Restaurants have the choice of paying for some, all, or none of this. Any owner who pays for any portion of benefits is gaining a hiring and staff retention advantage over the vast majority of their competitors.

Not everyone goes all in.

At The Nook Creperie in Pembroke, Ont., owner Joanna Els held a staff meeting to let employees choose a health plan, with the restaurant covering 40 per cent of the cost.

After researching benefit plans and weighing the cost against their expected use, Honest Weight (a Toronto seafood retail/restaurant) owner Victoria Bazan decided to simply open her own wallet.

"It was more economical to just pay for the staff to go to the dentist and get whatever work needed was done. I pay for annual cleanings and check ups. Same goes for glasses once a year and, if anybody is hurt at work and needs physical therapy or massage, I will cover it. Getting everyone to actually make the appointments and go to the dentist took some effort."

At busy Toronto brunch restaurant Emma's Country Kitchen, co-owner Rachel Pellett has devised a novel method to pay for employee benefits – a customer surcharge. The menu poses a referendum question to diners: Would you pay an additional 3 per cent for a product or service to see that staff are treated fairly?

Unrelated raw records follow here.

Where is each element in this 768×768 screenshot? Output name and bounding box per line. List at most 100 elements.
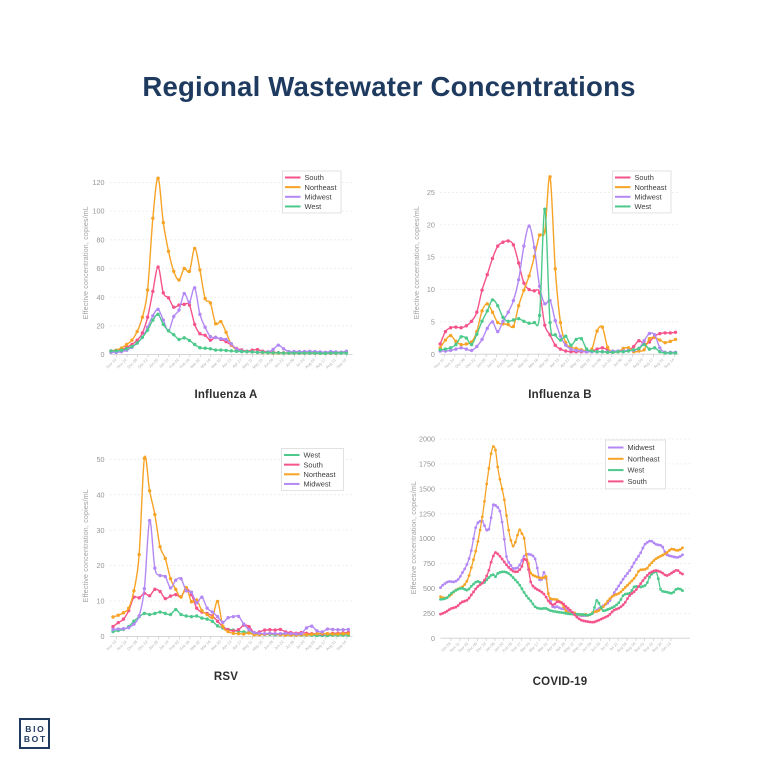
data-point (192, 322, 197, 327)
y-tick-label: 500 (423, 584, 435, 593)
legend-label-south: South (635, 173, 654, 182)
data-point (564, 605, 568, 608)
data-point (681, 546, 684, 550)
data-point (564, 334, 568, 338)
y-tick-label: 25 (427, 188, 435, 197)
data-point (647, 347, 652, 351)
data-point (522, 591, 526, 594)
x-tick-label: Oct 13 (660, 641, 672, 653)
data-point (114, 349, 118, 353)
data-point (469, 593, 473, 597)
data-point (472, 590, 475, 594)
data-point (513, 566, 517, 570)
data-point (205, 617, 209, 621)
data-point (454, 588, 458, 592)
data-point (240, 349, 244, 354)
data-point (674, 555, 678, 559)
data-point (469, 342, 474, 347)
data-point (182, 336, 186, 340)
data-point (452, 590, 456, 594)
legend-item-south[interactable]: South (608, 477, 647, 486)
data-point (498, 554, 502, 558)
legend-item-midwest[interactable]: Midwest (615, 192, 662, 201)
data-point (566, 606, 570, 610)
data-point (116, 613, 120, 617)
data-point (465, 588, 469, 592)
data-point (140, 315, 145, 319)
legend-item-south[interactable]: South (284, 460, 323, 469)
data-point (447, 580, 451, 583)
data-point (520, 532, 524, 536)
data-point (500, 557, 504, 561)
data-point (447, 593, 451, 597)
data-point (469, 566, 473, 570)
data-point (315, 629, 319, 633)
data-point (674, 548, 678, 552)
y-tick-label: 1250 (419, 509, 435, 518)
data-point (532, 245, 537, 250)
data-point (505, 563, 508, 567)
legend-item-northeast[interactable]: Northeast (285, 183, 337, 192)
data-point (584, 619, 588, 623)
data-point (476, 584, 480, 588)
legend-item-midwest[interactable]: Midwest (284, 480, 331, 489)
legend-item-south[interactable]: South (285, 173, 324, 182)
data-point (450, 607, 453, 610)
data-point (659, 543, 662, 547)
data-point (210, 619, 215, 623)
y-tick-label: 60 (97, 264, 105, 273)
legend-label-west: West (304, 451, 321, 460)
x-tick-label: Jul 20 (295, 639, 306, 650)
data-point (652, 333, 657, 337)
data-point (210, 615, 215, 620)
data-point (626, 349, 631, 353)
data-point (292, 351, 296, 355)
legend-item-northeast[interactable]: Northeast (608, 454, 660, 463)
data-point (542, 606, 546, 610)
data-point (605, 350, 610, 355)
legend-item-northeast[interactable]: Northeast (284, 470, 336, 479)
legend-item-northeast[interactable]: Northeast (615, 183, 667, 192)
legend-item-midwest[interactable]: Midwest (285, 192, 332, 201)
data-point (172, 314, 176, 319)
data-point (667, 573, 671, 576)
data-point (252, 630, 256, 635)
data-point (595, 609, 599, 613)
data-point (234, 349, 239, 354)
data-point (555, 610, 559, 614)
data-point (637, 339, 641, 343)
data-point (656, 543, 660, 547)
data-point (590, 349, 594, 353)
data-point (665, 551, 669, 554)
legend-label-northeast: Northeast (635, 183, 667, 192)
data-point (341, 631, 345, 636)
legend-item-west[interactable]: West (608, 466, 644, 475)
data-point (540, 607, 544, 611)
data-point (542, 570, 546, 574)
legend-item-west[interactable]: West (615, 202, 651, 211)
legend-item-midwest[interactable]: Midwest (608, 443, 655, 452)
legend-item-west[interactable]: West (284, 451, 320, 460)
data-point (524, 594, 528, 598)
data-point (599, 606, 603, 609)
legend-item-south[interactable]: South (615, 173, 654, 182)
data-point (584, 613, 588, 617)
data-point (520, 587, 524, 591)
data-point (661, 589, 665, 593)
data-point (469, 348, 474, 353)
data-point (441, 583, 445, 587)
data-point (203, 296, 207, 301)
data-point (229, 349, 233, 353)
x-tick-label: Feb 02 (168, 357, 180, 369)
data-point (595, 619, 599, 623)
data-point (672, 547, 676, 551)
chart-covid-19: Oct 28 Nov 11 Nov 25 Dec 09 Dec 23 Jan 06 Jan … (400, 420, 705, 700)
biobot-logo: BIO BOT (19, 718, 50, 749)
legend-item-west[interactable]: West (285, 202, 321, 211)
data-point (278, 631, 283, 636)
data-point (676, 555, 680, 559)
x-tick-label: Mar 30 (210, 357, 223, 370)
logo-line-2: BOT (23, 733, 47, 744)
data-point (475, 310, 479, 314)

"At the end of the day it will be a really small amount from each customer, but will make a huge impact on our employees' lives. Any diner that wishes to opt out will, of course, be able to do so. … Any surplus at the end of the year will be going to a charitable donation in our community. If there is a deficit, we will cover it out of pocket."

Delica's Bower chooses to see the advantages of what some would call tough circumstances.

"Although the labour shortage is frustrating at times, I think it's a good thing in that it's pushed more and more owners to pay a living wage and provide perks like benefits," he says. "With any luck, our profession will benefit from it in the long run, by having cooks stick with it longer-term rather than dropping out after a few years of poverty and ill health."